The traditional ETL, which stands for Extraction, Transformation, and Loading, has now evolved onto ELT. Data is Extracted from source systems, Loaded into the data warehouse and then Transformed within the data warehouse. Dataform helps you manage that last part, the transformation in your data warehouse.
Imagine you want to build the data stack of an ecommerce shop. This business has three data sources: Shopify for the web store, Stripe to process payments, and Salesforce as their CRM. You want to use all that data to build reports to track KPIs, create dashboards and conduct ad hocs analysis to understand the business. One of the first tasks would be to create a dashboard in a BI tool with all your customers information for everyone in the company to know about your customers. This dashboard will have all the data you have about your customers.

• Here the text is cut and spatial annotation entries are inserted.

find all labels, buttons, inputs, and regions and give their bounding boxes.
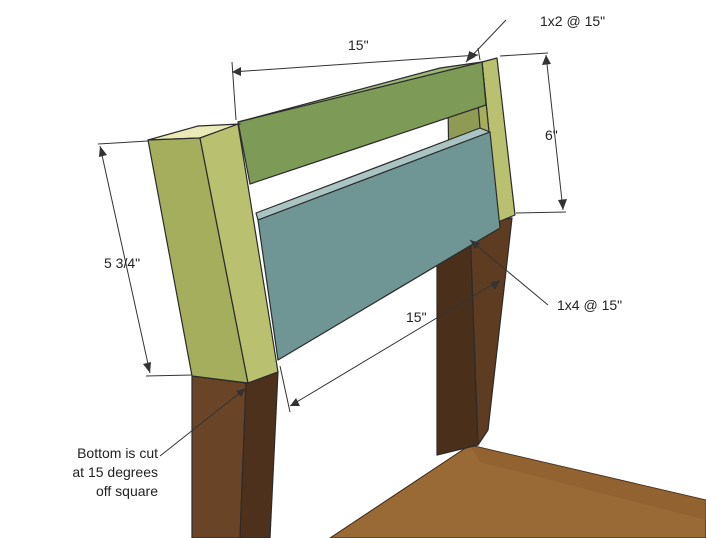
dim-left-height-label: 5 3/4": [104, 255, 140, 271]
dim-right-height: 6": [499, 52, 567, 214]
callout-back-panel-label: 1x4 @ 15": [557, 297, 622, 313]
dim-top-width-label: 15": [348, 37, 369, 53]
dim-bottom-width-label: 15": [406, 309, 427, 325]
seat-floor: [329, 444, 706, 538]
seat-floor-shade: [470, 445, 706, 520]
callout-back-panel: 1x4 @ 15": [469, 239, 622, 313]
callout-top-rail-label: 1x2 @ 15": [540, 13, 605, 29]
right-leg-front: [469, 217, 513, 446]
dim-bottom-width: 15": [279, 279, 501, 413]
top-rail-front: [237, 61, 487, 185]
left-leg-side: [191, 375, 247, 538]
back-panel-front: [257, 131, 501, 361]
note-line-1: Bottom is cut: [77, 445, 158, 461]
left-leg-front: [239, 371, 279, 538]
left-post-front: [199, 123, 279, 384]
dim-right-height-label: 6": [545, 127, 558, 143]
dim-left-height: 5 3/4": [97, 140, 193, 377]
callout-bottom-cut: Bottom is cut at 15 degrees off square: [72, 387, 247, 499]
callout-top-rail: 1x2 @ 15": [465, 13, 605, 63]
note-line-2: at 15 degrees: [72, 464, 158, 480]
note-line-3: off square: [96, 483, 158, 499]
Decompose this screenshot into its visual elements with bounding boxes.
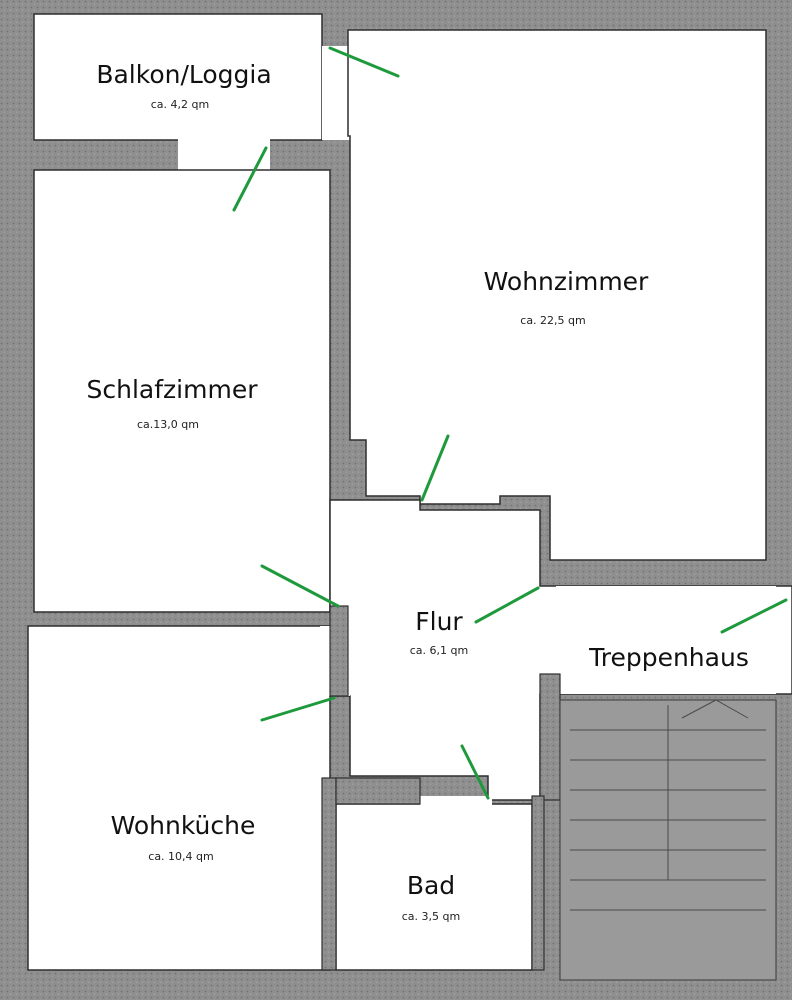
wall-kueche-bad xyxy=(321,777,337,971)
room-name-balkon: Balkon/Loggia xyxy=(96,60,271,89)
floor-kueche xyxy=(27,625,331,971)
floor-balkon-door xyxy=(178,138,270,170)
wall-pier-stair xyxy=(539,673,561,801)
room-name-wohnzimmer: Wohnzimmer xyxy=(484,267,649,296)
room-labels: Balkon/Loggia ca. 4,2 qm Wohnzimmer ca. … xyxy=(87,60,749,923)
interior-walls xyxy=(321,605,561,971)
room-area-bad: ca. 3,5 qm xyxy=(402,910,460,923)
wall-pier-bedroom-door xyxy=(329,605,349,697)
door-swing-schlafzimmer xyxy=(260,564,340,608)
room-area-schlafzimmer: ca.13,0 qm xyxy=(137,418,199,431)
room-floors xyxy=(27,13,792,971)
room-area-wohnkueche: ca. 10,4 qm xyxy=(148,850,213,863)
door-swing-treppenhaus xyxy=(720,598,788,634)
room-area-balkon: ca. 4,2 qm xyxy=(151,98,209,111)
room-area-flur: ca. 6,1 qm xyxy=(410,644,468,657)
door-swing-bad xyxy=(460,744,490,800)
floor-bad xyxy=(335,803,533,971)
floor-balkon-opening xyxy=(322,46,352,140)
door-swing-eingang xyxy=(474,586,540,624)
stair-steps xyxy=(570,699,766,911)
staircase xyxy=(559,699,777,981)
room-name-wohnkueche: Wohnküche xyxy=(111,811,256,840)
floor-balkon xyxy=(33,13,323,141)
room-name-treppenhaus: Treppenhaus xyxy=(588,643,749,672)
door-swing-balkon-wohnzimmer xyxy=(328,46,400,78)
wall-bad-right xyxy=(531,795,545,971)
room-area-wohnzimmer: ca. 22,5 qm xyxy=(520,314,585,327)
door-swing-wohnzimmer xyxy=(420,434,450,502)
room-name-flur: Flur xyxy=(415,607,463,636)
door-swings xyxy=(232,46,788,800)
door-swing-balkon-schlafzimmer xyxy=(232,146,268,212)
room-name-schlafzimmer: Schlafzimmer xyxy=(87,375,259,404)
floor-schlafzimmer xyxy=(33,169,331,613)
floor-bad-door xyxy=(420,796,492,808)
floor-treppenhaus xyxy=(556,586,776,694)
room-name-bad: Bad xyxy=(407,871,455,900)
stair-arrow xyxy=(681,699,749,719)
wall-bad-top xyxy=(335,777,421,805)
door-swing-kueche xyxy=(260,696,336,722)
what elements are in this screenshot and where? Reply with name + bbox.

In this example, you want to use all the data you have (coming from Shopify, Stripe, and Salesforce) to create a unified dashboard.
The data warehouse is the epicenter of modern stacks. Raw data from across the company is centralized in the warehouse. Data is transformed in the warehouse. BI and analytics tools read data from the warehouse.
Most businesses today will use a cloud data warehouses like Google BigQuery.
The first step in building a data stack is to Extract raw data from all sources and load it in the data warehouse. You can achieve this with third party tools, or by writing custom scripts.
The data loaded in your warehouse is raw and unprocessed. Each of those sources will generate dozens of tables in your data warehouse. At this stage, the data is not really usable for analytics. Answering simple questions like “Which customers order the most products?" would probably take several hours and writing complex queries.
The next step is to transform the data. You want to turn the hundreds of tables of raw data loaded in your warehouse into a single source of truth that will represent your business.
For our example of creating a customer dashboard, you will want to join the data from the different sources together, normalize the fields and filter bad data to create a unique customers table. That table will contain all the information you have about your customers and will let you answer questions like “Which customers order the most products?” very quickly.
This customers table will be the table you will use for your dashboards. That means that everyone in the company will see that data and rely on it to make decisions. As a result this data needs to be tested so that it can be trusted. It needs to be refreshed frequently so your dashboards have the latest information. It needs to be documented for everyone to know what the different fields mean.
After your data is transformed, you can use BI and other analytics tools to build dashboards and conduct analysis.